Objective: Leptin, an adipocyte-secreted hormone, has emerged as a potential candidate for the link between obesity and the proinflammatory state. Specifically, leptin modulates T-helper (Th) cells toward a Th1 phenotype, with the secretion of proinflammatory cytokines. The aim of this study was to evaluate the Th1/Th2 balance in obese children and its relation with hormonal and metabolic features.

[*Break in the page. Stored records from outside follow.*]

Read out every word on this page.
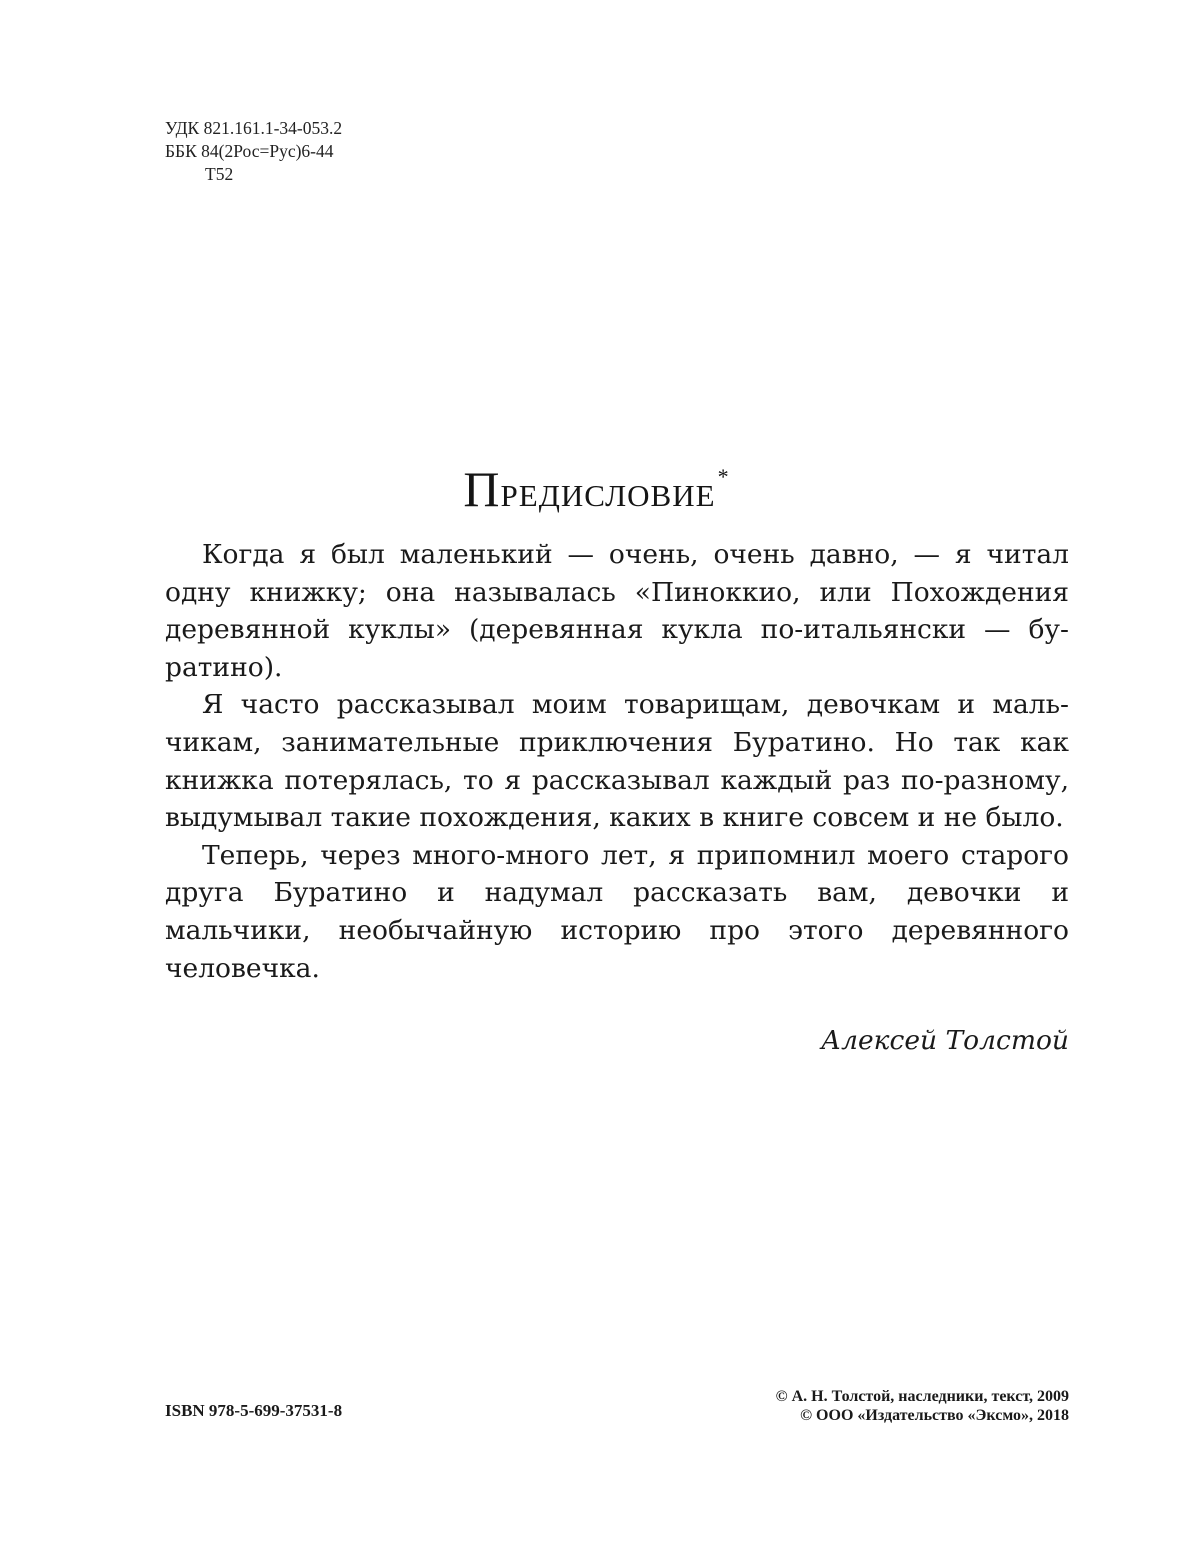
УДК 821.161.1-34-053.2
ББК 84(2Рос=Рус)6-44
Т52
Предисловие*

Когда я был маленький — очень, очень давно, — я читал одну книжку; она называлась «Пиноккио, или Похождения деревянной куклы» (деревянная кукла по-итальянски — буратино).

Я часто рассказывал моим товарищам, девочкам и мальчикам, занимательные приключения Буратино. Но так как книжка потерялась, то я рассказывал каждый раз по-разному, выдумывал такие похождения, каких в книге совсем и не было.

Теперь, через много-много лет, я припомнил моего старого друга Буратино и надумал рассказать вам, девочки и мальчики, необычайную историю про этого деревянного человечка.

Алексей Толстой
ISBN 978-5-699-37531-8
© А. Н. Толстой, наследники, текст, 2009
© ООО «Издательство «Эксмо», 2018
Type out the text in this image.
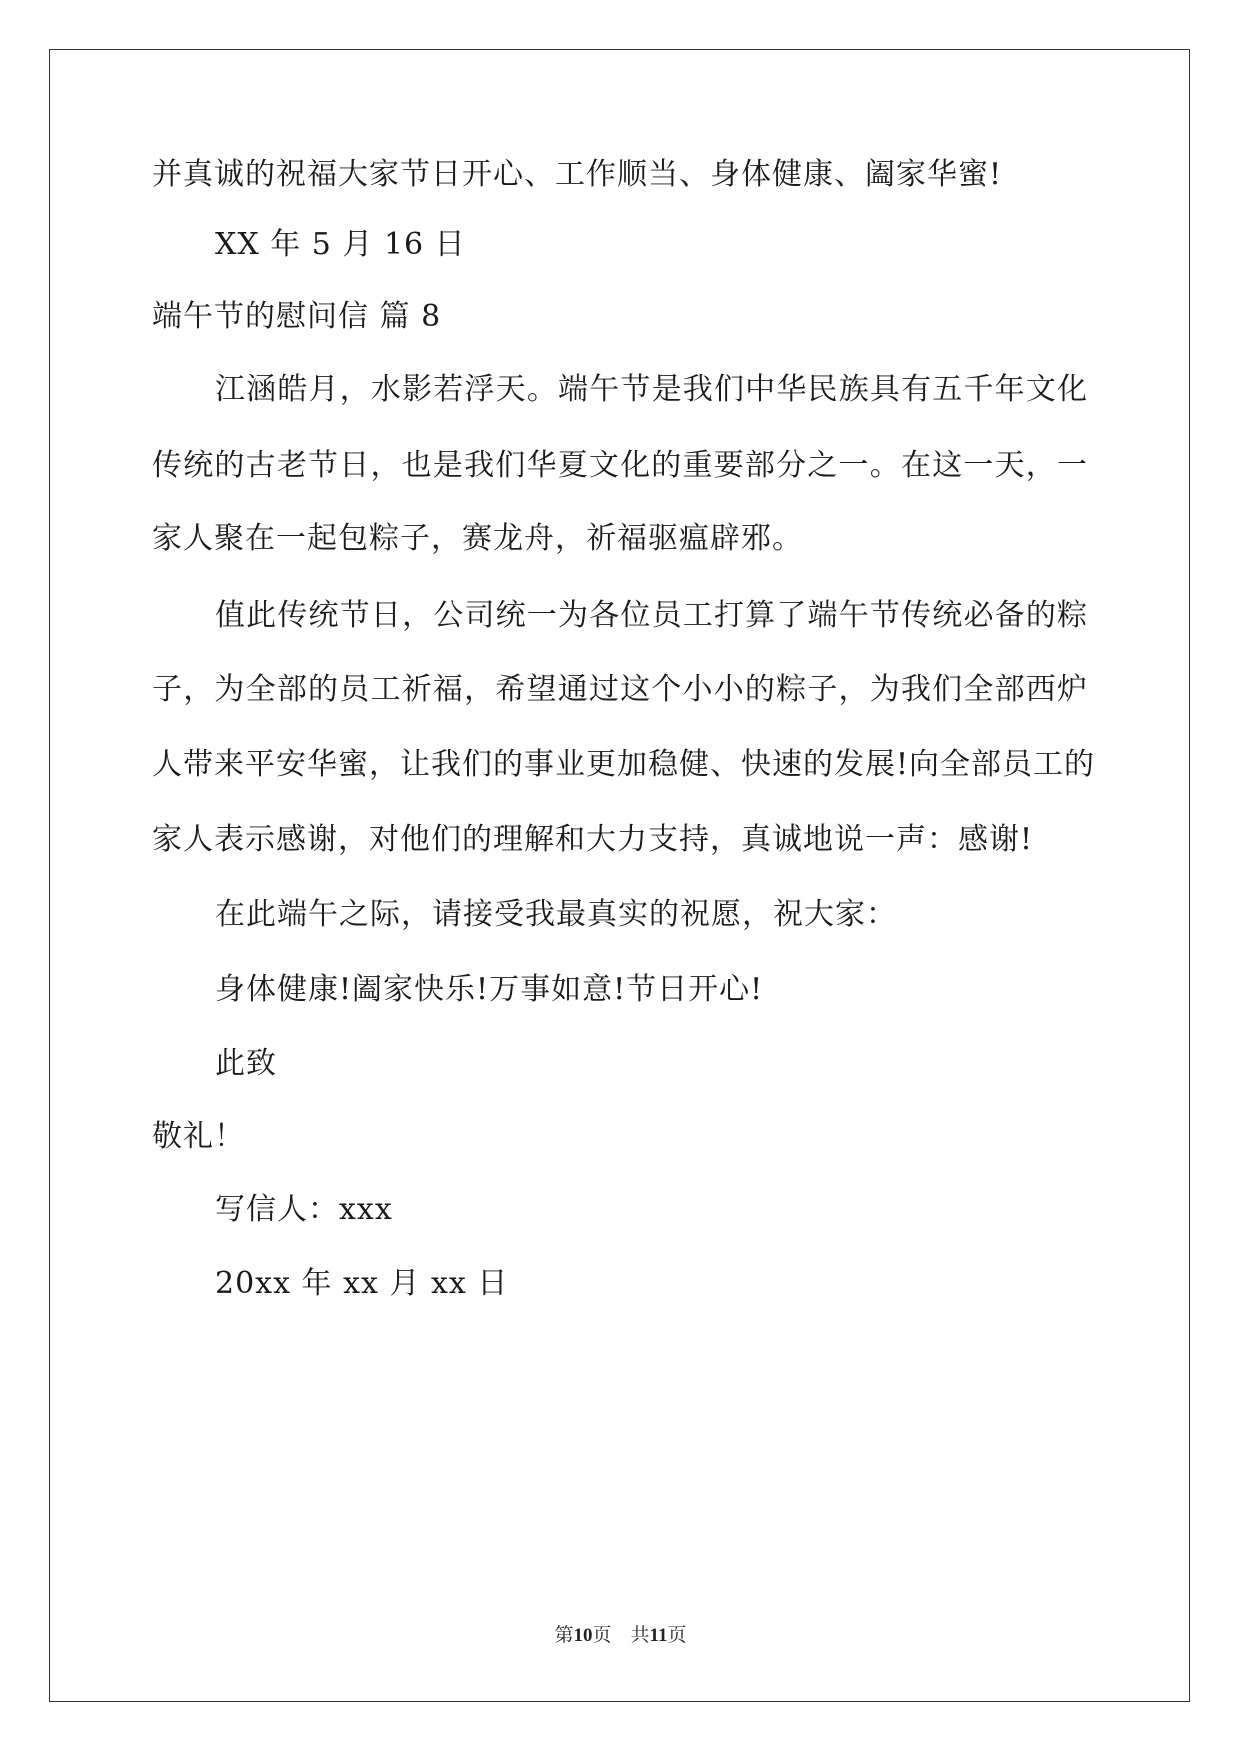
并真诚的祝福大家节日开心、工作顺当、身体健康、阖家华蜜!
XX 年 5 月 16 日
端午节的慰问信 篇 8
江涵皓月，水影若浮天。端午节是我们中华民族具有五千年文化
传统的古老节日，也是我们华夏文化的重要部分之一。在这一天，一
家人聚在一起包粽子，赛龙舟，祈福驱瘟辟邪。
值此传统节日，公司统一为各位员工打算了端午节传统必备的粽
子，为全部的员工祈福，希望通过这个小小的粽子，为我们全部西炉
人带来平安华蜜，让我们的事业更加稳健、快速的发展!向全部员工的
家人表示感谢，对他们的理解和大力支持，真诚地说一声：感谢!
在此端午之际，请接受我最真实的祝愿，祝大家：
身体健康!阖家快乐!万事如意!节日开心!
此致
敬礼！
写信人：xxx
20xx 年 xx 月 xx 日
第10页　共11页
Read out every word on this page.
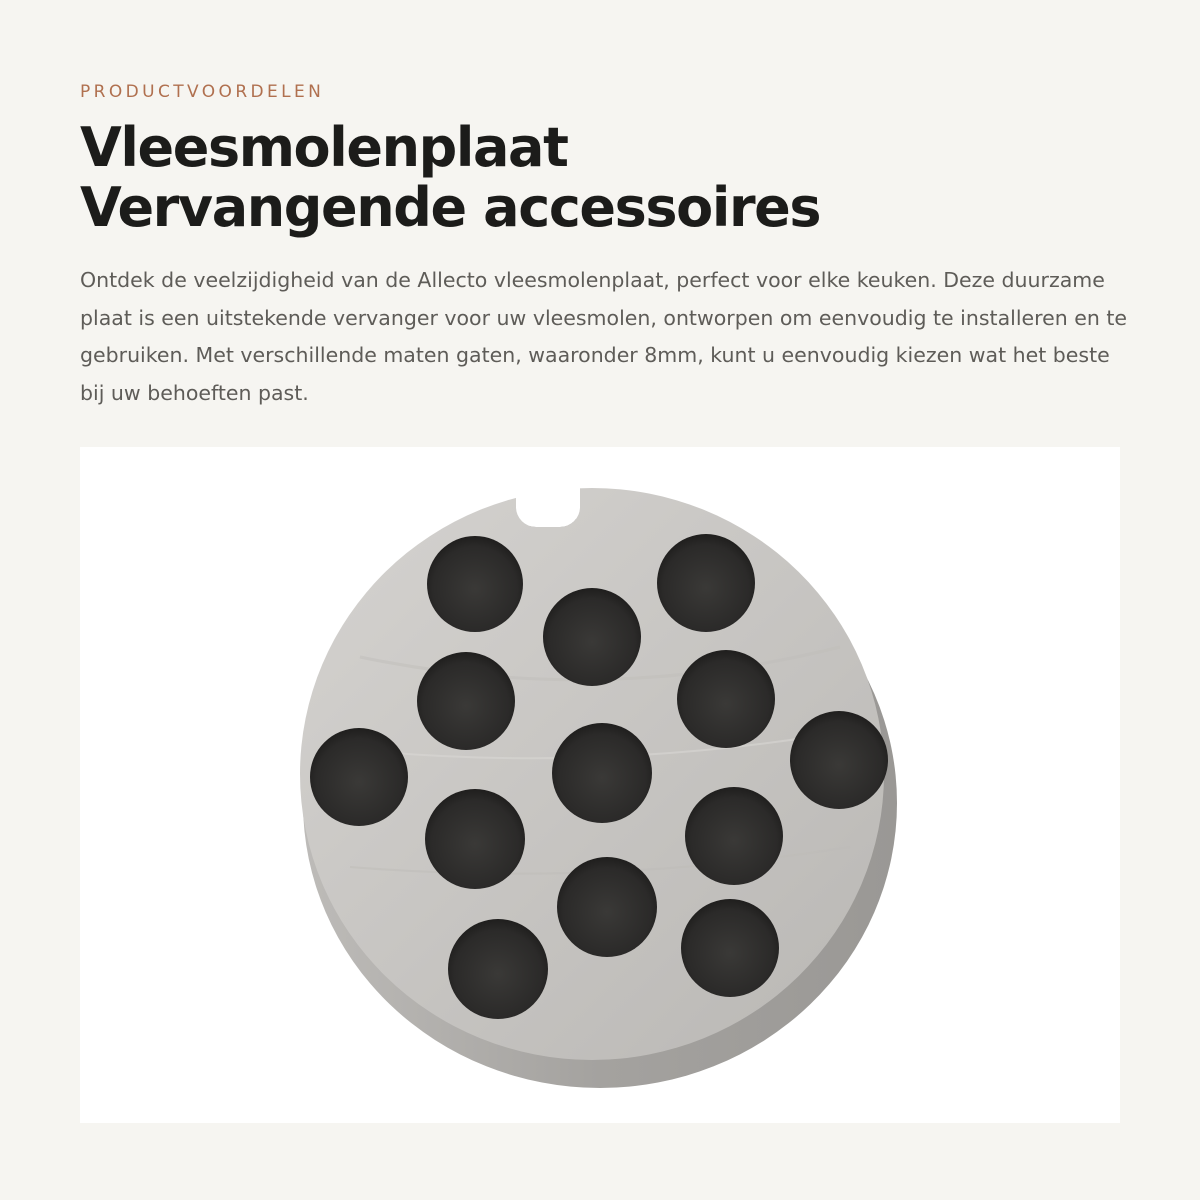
PRODUCTVOORDELEN
Vleesmolenplaat
Vervangende accessoires

Ontdek de veelzijdigheid van de Allecto vleesmolenplaat, perfect voor elke keuken. Deze duurzame plaat is een uitstekende vervanger voor uw vleesmolen, ontworpen om eenvoudig te installeren en te gebruiken. Met verschillende maten gaten, waaronder 8mm, kunt u eenvoudig kiezen wat het beste bij uw behoeften past.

Study design: In 50 obese children and 20 control children, we measured the CD4-positive Th cells that secrete interferon (IFN)-γ or interleukin (IL)-2 (taken as an index of Th1 cells), and IL-4 (taken as an index of Th2 cells) as well as serum glucose, insulin, insulin resistance (IR) index (as homeostasis model assessment model (HOMA)), lipid profile, aminotransferases, leptin and ghrelin. Obese children also underwent dual energy X-ray absorptiometry scan measurements, and liver ultrasound scanning.
Results: Geometric mean percentages of IL-2- and IL-4-CD4 secreting cells in obese children were not significantly different from those found in control children. However, the geometric mean percentage of CD4-positive T cells secreting IFN-γ was significantly higher in the obese than in the control (P < 0.0001, t-test) group. Within the entire group of study children, the percentage of IFN-γ-positive cells was positively associated with leptin (P = 0.002), insulin (P < 0.00 005), and HOMA-IR values (P < 0.00 005). However, when these associations were restricted to the group of obese subjects, insulin and HOMA-IR values, but not leptin, retained statistical significance. Yet, in the obese group, the percentage of IFN-γ-positive cells was associated with nonalcoholic steatohepatitis (NASH) (P = 0.001), but not with body mass index-standard deviation score and total body fat mass. Conclusions: In obese children, a shift to Th1-cytokine profile dominated by the production of IFN-γ is related to insulin resistance as well as to NASH independently of anthropometric features and other metabolic characteristics. The prevalent Th1 pattern of secreted cytokines may be regarded as a mechanism contributing to inflammation in obesity.